Pozitif bile olsa ayrımcılığa karşıyız. Ama kabul etmek gerekir ki; Fransız kadınlarıyla dünya’nın geri kalanı arasında bir aşk-nefret ilişkisi var. Çünkü herhangi biriyle tamamen aynı kıyafeti giyse, aynı aksesuarları kullansa bile Fransız kadınında bir başka duruyor. Bize de onlara gıpta etmek kalıyor. Sahi nedir onları bu kadar özel yapan?

“ İşe, Fransız kadınlarının, Amerikalı kız kardeşlerinin pek çoğunun başına bela olan şişmanlama korkusunu yaşamadıklarını söyleyerek başlayalım. Amerika’da kokteyellerde duyduğum bütün o diyet sohbetleri herhangi bir Fransız kadınını dehşete düşürebilir. Biz Fransa’da ‘diyetlerden’ söz etmeyiz, hele yabancılara hiç. Genel olarak zamanımızı keyif aldığımız şeylerden söz ederek geçiririz; duygular, aile, hobiler, felsefe, politika, kültür ve evet yemek, özellikle yemek (ama asla diyet değil). Üstelik Fransız kadınları spor salonuna gitmeyi de; günün değerli zamanından iki saat çalmak, üstünü değiştirmek, aletleri kullanmayı öğrenmek, onları kullanabilmek için sıra beklemek, duş almak, saçını kurutmak bir de üstüne para vermek olarak görüyorlar.” diyor Mireille Guliano Fransız Kadınlar Niçin Kilo Almaz? adlı kitabında.

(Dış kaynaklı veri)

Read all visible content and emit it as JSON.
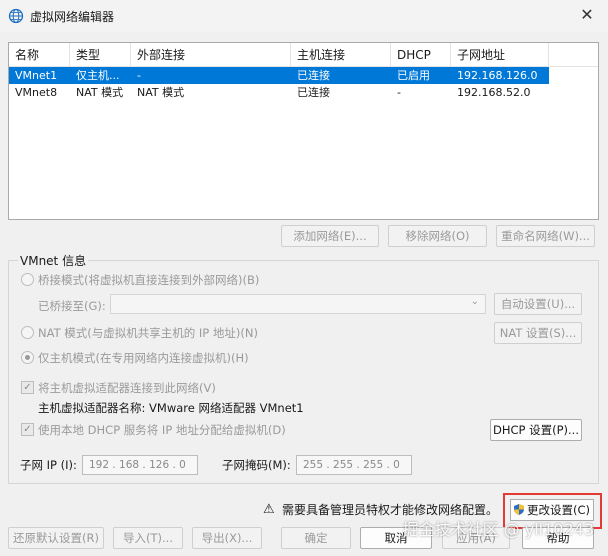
{
  "window": {
    "title": "虚拟网络编辑器",
    "close_glyph": "✕"
  },
  "table": {
    "headers": [
      "名称",
      "类型",
      "外部连接",
      "主机连接",
      "DHCP",
      "子网地址"
    ],
    "rows": [
      {
        "name": "VMnet1",
        "type": "仅主机...",
        "external": "-",
        "host": "已连接",
        "dhcp": "已启用",
        "subnet": "192.168.126.0",
        "selected": true
      },
      {
        "name": "VMnet8",
        "type": "NAT 模式",
        "external": "NAT 模式",
        "host": "已连接",
        "dhcp": "-",
        "subnet": "192.168.52.0",
        "selected": false
      }
    ]
  },
  "list_buttons": {
    "add": "添加网络(E)...",
    "remove": "移除网络(O)",
    "rename": "重命名网络(W)..."
  },
  "vmnet_info": {
    "label": "VMnet 信息",
    "bridge_radio": "桥接模式(将虚拟机直接连接到外部网络)(B)",
    "bridged_to_label": "已桥接至(G):",
    "bridged_to_value": "",
    "auto_settings": "自动设置(U)...",
    "nat_radio": "NAT 模式(与虚拟机共享主机的 IP 地址)(N)",
    "nat_settings": "NAT 设置(S)...",
    "host_only_radio": "仅主机模式(在专用网络内连接虚拟机)(H)",
    "connect_adapter": "将主机虚拟适配器连接到此网络(V)",
    "adapter_name_label": "主机虚拟适配器名称: VMware 网络适配器 VMnet1",
    "use_dhcp": "使用本地 DHCP 服务将 IP 地址分配给虚拟机(D)",
    "dhcp_settings": "DHCP 设置(P)...",
    "subnet_ip_label": "子网 IP (I):",
    "subnet_ip_value": "192 . 168 . 126 . 0",
    "subnet_mask_label": "子网掩码(M):",
    "subnet_mask_value": "255 . 255 . 255 . 0"
  },
  "notice": {
    "warning_glyph": "⚠",
    "text": "需要具备管理员特权才能修改网络配置。",
    "change_settings": "更改设置(C)"
  },
  "footer": {
    "restore": "还原默认设置(R)",
    "import": "导入(T)...",
    "export": "导出(X)...",
    "ok": "确定",
    "cancel": "取消",
    "apply": "应用(A)",
    "help": "帮助"
  },
  "watermark": "掘金技术社区 @ yll10243",
  "colors": {
    "selection": "#0078d7",
    "highlight_box": "#e53935",
    "window_bg": "#f0f0f0"
  }
}
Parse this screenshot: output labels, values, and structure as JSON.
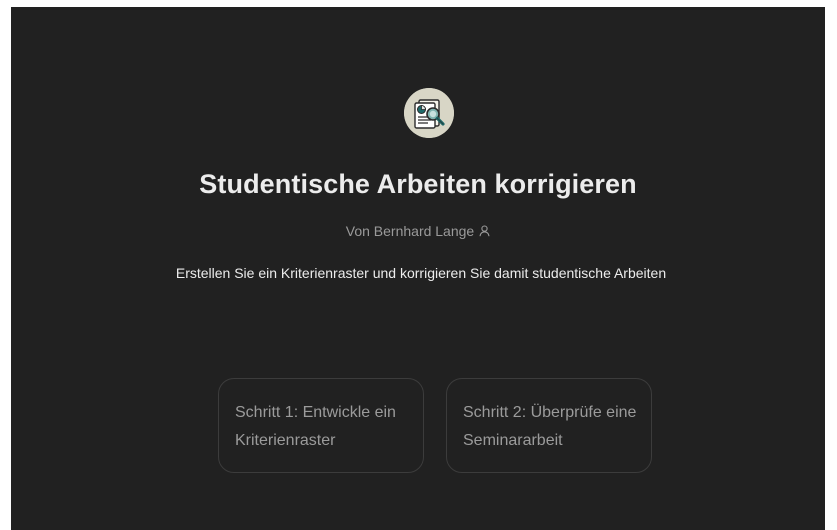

Asıl mesele elbette zayıf ya da şişman olmak değil. Önemli olan insanın kendini nasıl taşıdığı ve onlarda kesinlikle kokusu on metre ilerden bile alınan bir feminenlik var, tabii bir de fevkalede rahatlık. Süs konusunda bazen aşırıya kaçmış ya da tam tersi kendine hiç özen göstermeyen Fransız kadınları da var. Ama bizi kendilerine hayran bırakanlar onlar değil. İşte stil ve güzellik tahtını Catherine Deneuve, İsabelle Huppert, Sophie Marceau ve Bridget Bardot’dan devralan yeni nesil Fransızlar.

1 yorum:

Gazanfer dedi ki...

Adam Smith söylemiş olsa da

"Laissez faire, laissez aller, laissez passer"

Fransızlara bırakalım yapsınlar, bırakalım başımızı döndürsünler.